Coming soon: Women making history

Published 07.11.2018 23:09
Updated 07.11.2018 23:10
Democratic congressional candidate Ilhan Omar speaks at her midterm election night party in Minneapolis, Minnesota, Nov. 6.
Democratic congressional candidate Ilhan Omar speaks at her midterm election night party in Minneapolis, Minnesota, Nov. 6.

Cheering the 'victory for women' in the midterm elections is just an illusion for the U.S. public, as the country has a much deeper and systemic issue than Donald Trump's presidency; the enduring problem of male privilege

Ilhan Omar emerged in front of the crowd as "the first hijab-wearing woman to represent us in Congress." The crowd cheered back. She will also be the first Somali-American member of Congress. As other diverse class of candidates, an openly gay man and a woman, the Native American women, she beat her republican rival. The first openly gay governor, Jared Polis of Colorado, is also the first Jewish governor of the states.

Among these firsts, the U.S. public yesterday witnessed a midterm election that made history. One could fairly ask: Why now, why today and why so late? It seems that U.S. Democrats needed an agent of chaos like Donald Trump, who openly fought against political correctness and sobriety in the last two years, to give a chance to Muslim, Native American, gay and Jewish candidates.

The first two Native American women and a Muslim woman were elected to Congress two years after Trump was sworn in. Unfortunately, what we witnessed yesterday, the twisted cause and effect of Trumpism, also demonstrates the two-faced nature of Western values. We may all now bask in the glory of chaos.

Additionally, the two Native American women, among a class of 100 women in the House of Representatives, can be seen as a blessing, or as proof that even in established democracies scoring such firsts is still possible due to continuing male domination in politics.
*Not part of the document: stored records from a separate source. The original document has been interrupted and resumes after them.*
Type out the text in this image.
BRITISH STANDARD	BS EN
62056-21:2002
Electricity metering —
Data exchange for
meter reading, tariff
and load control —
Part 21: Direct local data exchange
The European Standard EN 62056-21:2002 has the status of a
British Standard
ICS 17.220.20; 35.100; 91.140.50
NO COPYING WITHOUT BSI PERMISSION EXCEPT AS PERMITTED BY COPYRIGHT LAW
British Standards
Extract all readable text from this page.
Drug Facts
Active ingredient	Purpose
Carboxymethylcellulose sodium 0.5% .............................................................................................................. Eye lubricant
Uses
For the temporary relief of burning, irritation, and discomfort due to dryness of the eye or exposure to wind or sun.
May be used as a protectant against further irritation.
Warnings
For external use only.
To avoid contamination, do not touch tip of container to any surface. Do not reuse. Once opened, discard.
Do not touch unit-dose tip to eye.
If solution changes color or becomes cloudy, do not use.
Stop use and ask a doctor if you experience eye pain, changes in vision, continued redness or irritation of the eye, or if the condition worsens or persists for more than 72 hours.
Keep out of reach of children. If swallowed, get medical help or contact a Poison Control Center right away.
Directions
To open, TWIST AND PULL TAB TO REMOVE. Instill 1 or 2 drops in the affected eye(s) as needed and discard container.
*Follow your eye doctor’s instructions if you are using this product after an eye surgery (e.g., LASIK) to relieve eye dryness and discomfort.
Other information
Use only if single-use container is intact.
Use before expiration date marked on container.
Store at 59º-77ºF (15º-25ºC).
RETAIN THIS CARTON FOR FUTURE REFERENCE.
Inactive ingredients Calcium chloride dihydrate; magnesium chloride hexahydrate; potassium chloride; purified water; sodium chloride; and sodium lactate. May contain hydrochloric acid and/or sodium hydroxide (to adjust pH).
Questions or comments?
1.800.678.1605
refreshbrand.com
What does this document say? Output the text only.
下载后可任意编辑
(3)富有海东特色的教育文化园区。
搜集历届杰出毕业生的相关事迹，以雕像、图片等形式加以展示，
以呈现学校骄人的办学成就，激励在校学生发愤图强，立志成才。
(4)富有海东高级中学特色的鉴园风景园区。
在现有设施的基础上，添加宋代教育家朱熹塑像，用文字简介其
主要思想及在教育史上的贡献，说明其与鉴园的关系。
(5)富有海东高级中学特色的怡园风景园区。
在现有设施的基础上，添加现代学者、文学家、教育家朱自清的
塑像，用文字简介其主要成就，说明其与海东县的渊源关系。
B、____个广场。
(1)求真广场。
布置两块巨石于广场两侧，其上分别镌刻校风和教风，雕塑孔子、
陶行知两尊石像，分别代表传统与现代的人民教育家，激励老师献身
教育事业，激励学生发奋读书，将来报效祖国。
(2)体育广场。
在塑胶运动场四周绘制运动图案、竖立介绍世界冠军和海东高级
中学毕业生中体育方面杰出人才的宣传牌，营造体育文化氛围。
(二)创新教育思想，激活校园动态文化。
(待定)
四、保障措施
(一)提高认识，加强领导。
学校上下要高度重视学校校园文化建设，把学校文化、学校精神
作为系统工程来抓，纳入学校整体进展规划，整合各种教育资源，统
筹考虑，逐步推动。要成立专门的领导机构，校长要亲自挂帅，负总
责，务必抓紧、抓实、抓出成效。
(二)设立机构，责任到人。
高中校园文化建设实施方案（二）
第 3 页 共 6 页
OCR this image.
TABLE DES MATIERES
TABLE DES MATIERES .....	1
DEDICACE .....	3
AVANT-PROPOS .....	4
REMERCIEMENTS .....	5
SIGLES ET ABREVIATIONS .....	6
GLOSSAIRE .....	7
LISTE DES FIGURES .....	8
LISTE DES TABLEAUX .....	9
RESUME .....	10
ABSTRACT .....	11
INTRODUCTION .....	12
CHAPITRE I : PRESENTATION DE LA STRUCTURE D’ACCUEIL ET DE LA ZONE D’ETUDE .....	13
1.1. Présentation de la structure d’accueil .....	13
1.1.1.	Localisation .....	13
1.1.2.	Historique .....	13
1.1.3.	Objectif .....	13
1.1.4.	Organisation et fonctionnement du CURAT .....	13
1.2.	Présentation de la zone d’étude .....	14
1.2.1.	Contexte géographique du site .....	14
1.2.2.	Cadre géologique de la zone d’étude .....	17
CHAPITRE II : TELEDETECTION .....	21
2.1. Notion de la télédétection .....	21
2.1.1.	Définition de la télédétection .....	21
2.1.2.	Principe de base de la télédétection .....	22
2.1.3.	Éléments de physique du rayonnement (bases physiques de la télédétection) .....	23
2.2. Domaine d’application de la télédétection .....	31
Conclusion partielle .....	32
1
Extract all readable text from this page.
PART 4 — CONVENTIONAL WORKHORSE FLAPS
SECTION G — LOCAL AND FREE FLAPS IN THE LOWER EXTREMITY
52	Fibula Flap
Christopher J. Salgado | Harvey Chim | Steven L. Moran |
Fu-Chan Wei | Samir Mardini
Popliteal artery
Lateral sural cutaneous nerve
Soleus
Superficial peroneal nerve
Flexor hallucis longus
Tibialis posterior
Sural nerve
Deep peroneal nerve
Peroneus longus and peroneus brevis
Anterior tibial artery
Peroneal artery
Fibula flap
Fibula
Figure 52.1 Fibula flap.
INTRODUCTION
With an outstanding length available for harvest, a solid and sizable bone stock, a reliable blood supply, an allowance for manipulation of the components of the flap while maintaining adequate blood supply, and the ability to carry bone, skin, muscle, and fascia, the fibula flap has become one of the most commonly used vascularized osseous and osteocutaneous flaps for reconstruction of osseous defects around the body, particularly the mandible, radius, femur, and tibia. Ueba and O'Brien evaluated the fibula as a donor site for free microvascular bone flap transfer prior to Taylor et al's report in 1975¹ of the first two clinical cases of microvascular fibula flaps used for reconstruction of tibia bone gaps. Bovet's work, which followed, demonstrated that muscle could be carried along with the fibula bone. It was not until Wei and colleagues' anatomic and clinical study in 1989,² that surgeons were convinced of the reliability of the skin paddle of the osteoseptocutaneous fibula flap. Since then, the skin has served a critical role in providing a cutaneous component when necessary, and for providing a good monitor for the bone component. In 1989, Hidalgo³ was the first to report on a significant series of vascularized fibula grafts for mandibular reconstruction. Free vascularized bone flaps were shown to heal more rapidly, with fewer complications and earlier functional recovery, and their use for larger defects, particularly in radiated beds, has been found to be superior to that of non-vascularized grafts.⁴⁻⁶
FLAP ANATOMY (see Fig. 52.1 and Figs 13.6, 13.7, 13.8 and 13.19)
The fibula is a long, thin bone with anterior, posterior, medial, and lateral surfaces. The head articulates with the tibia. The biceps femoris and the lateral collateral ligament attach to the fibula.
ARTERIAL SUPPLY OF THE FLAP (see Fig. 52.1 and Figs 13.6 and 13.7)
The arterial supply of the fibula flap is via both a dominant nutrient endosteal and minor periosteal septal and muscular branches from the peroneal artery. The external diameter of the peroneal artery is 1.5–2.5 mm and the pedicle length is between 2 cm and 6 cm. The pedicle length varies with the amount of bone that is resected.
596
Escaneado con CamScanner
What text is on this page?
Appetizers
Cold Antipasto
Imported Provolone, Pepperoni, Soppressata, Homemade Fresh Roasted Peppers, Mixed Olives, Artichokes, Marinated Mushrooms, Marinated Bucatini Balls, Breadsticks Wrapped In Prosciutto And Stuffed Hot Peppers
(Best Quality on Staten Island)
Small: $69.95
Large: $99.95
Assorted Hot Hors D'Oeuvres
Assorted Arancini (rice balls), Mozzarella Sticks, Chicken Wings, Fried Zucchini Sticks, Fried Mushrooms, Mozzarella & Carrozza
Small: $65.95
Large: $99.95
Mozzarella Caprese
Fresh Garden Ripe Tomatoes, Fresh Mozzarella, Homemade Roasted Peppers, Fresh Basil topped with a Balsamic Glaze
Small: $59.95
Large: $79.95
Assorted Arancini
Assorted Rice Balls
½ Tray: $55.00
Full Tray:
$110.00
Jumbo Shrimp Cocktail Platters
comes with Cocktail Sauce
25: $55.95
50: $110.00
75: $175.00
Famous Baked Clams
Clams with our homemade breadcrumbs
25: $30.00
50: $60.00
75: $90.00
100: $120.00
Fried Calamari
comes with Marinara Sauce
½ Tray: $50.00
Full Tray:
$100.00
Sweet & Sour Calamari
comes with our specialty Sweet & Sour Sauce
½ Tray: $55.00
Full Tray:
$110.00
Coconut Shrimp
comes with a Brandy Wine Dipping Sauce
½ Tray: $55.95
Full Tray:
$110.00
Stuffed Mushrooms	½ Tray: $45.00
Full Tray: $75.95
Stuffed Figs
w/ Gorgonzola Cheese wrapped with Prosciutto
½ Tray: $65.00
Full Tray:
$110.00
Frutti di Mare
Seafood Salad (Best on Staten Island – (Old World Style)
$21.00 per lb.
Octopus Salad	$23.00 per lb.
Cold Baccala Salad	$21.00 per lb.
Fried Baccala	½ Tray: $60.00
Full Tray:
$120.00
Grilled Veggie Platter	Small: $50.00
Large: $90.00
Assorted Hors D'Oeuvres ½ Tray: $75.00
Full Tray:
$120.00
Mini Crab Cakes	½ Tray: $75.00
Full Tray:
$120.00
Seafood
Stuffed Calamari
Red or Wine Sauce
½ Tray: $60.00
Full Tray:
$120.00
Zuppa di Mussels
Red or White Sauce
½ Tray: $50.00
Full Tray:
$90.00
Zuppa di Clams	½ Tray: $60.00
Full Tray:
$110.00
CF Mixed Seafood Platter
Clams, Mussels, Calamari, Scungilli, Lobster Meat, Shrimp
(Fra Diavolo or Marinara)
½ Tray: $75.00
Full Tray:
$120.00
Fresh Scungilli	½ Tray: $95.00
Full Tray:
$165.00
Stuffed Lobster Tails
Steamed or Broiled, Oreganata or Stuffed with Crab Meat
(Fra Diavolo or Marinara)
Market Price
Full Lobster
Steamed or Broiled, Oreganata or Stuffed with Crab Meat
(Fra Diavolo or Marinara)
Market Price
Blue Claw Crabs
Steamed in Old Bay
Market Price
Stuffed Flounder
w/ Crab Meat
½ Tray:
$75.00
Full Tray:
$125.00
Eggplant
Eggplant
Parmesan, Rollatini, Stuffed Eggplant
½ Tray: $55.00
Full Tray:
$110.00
Women's studies specialists were the first to discover that it is not just about women's fight for equality and justice, but also to understand what white male privilege is.

The privilege enjoyed by a white, rich and powerful man weighs heavily not only on women but also on other minorities or people that do not find space for themselves under the definition of "normal and acceptable" in societies.

That these categories of people lack proper representation is not due to their willingness to be invisible, but because of systemic challenges that make Native Americans, blacks and Muslims disadvantaged, with women doubly victimized in the process. As Trump so fittingly articulates: This is SAD. VERY SAD.

The New York Times, while cheering the record number of women in the House, pigeonholes all these groups into a "diverse" category, which is incredibly similar to the "multi-kulti" tolerance seen in Europe once upon a time. That era sadly passed for migrants and Muslims in Europe as a result of the rise of the far-right and the political domination of anti-migrant groups. However, it seems the magic word of diversity can be passed on and seems alive and well across the sea, as we all pretend to live together as one happy family.

In the eyes of the Democrats, the victory of women is seen not as a march of more women in politics, but a show of anger and frustration of women against Trump's politics. After yesterday, Americans can pat each other on the backs about how they showed Trump the true character of their countrymen.

Still, it should be noted that it took them 200 years of democratic experience to elect their first Native American congresswoman. Who represented Native American women all this time? First it was white men, and then Native American men.

And it took Trump's penchant for destroying the established order for the powers that be to remember these women and give them the necessary support to run for top political offices. When white male politics get stuck, call in the women's issues to fix it.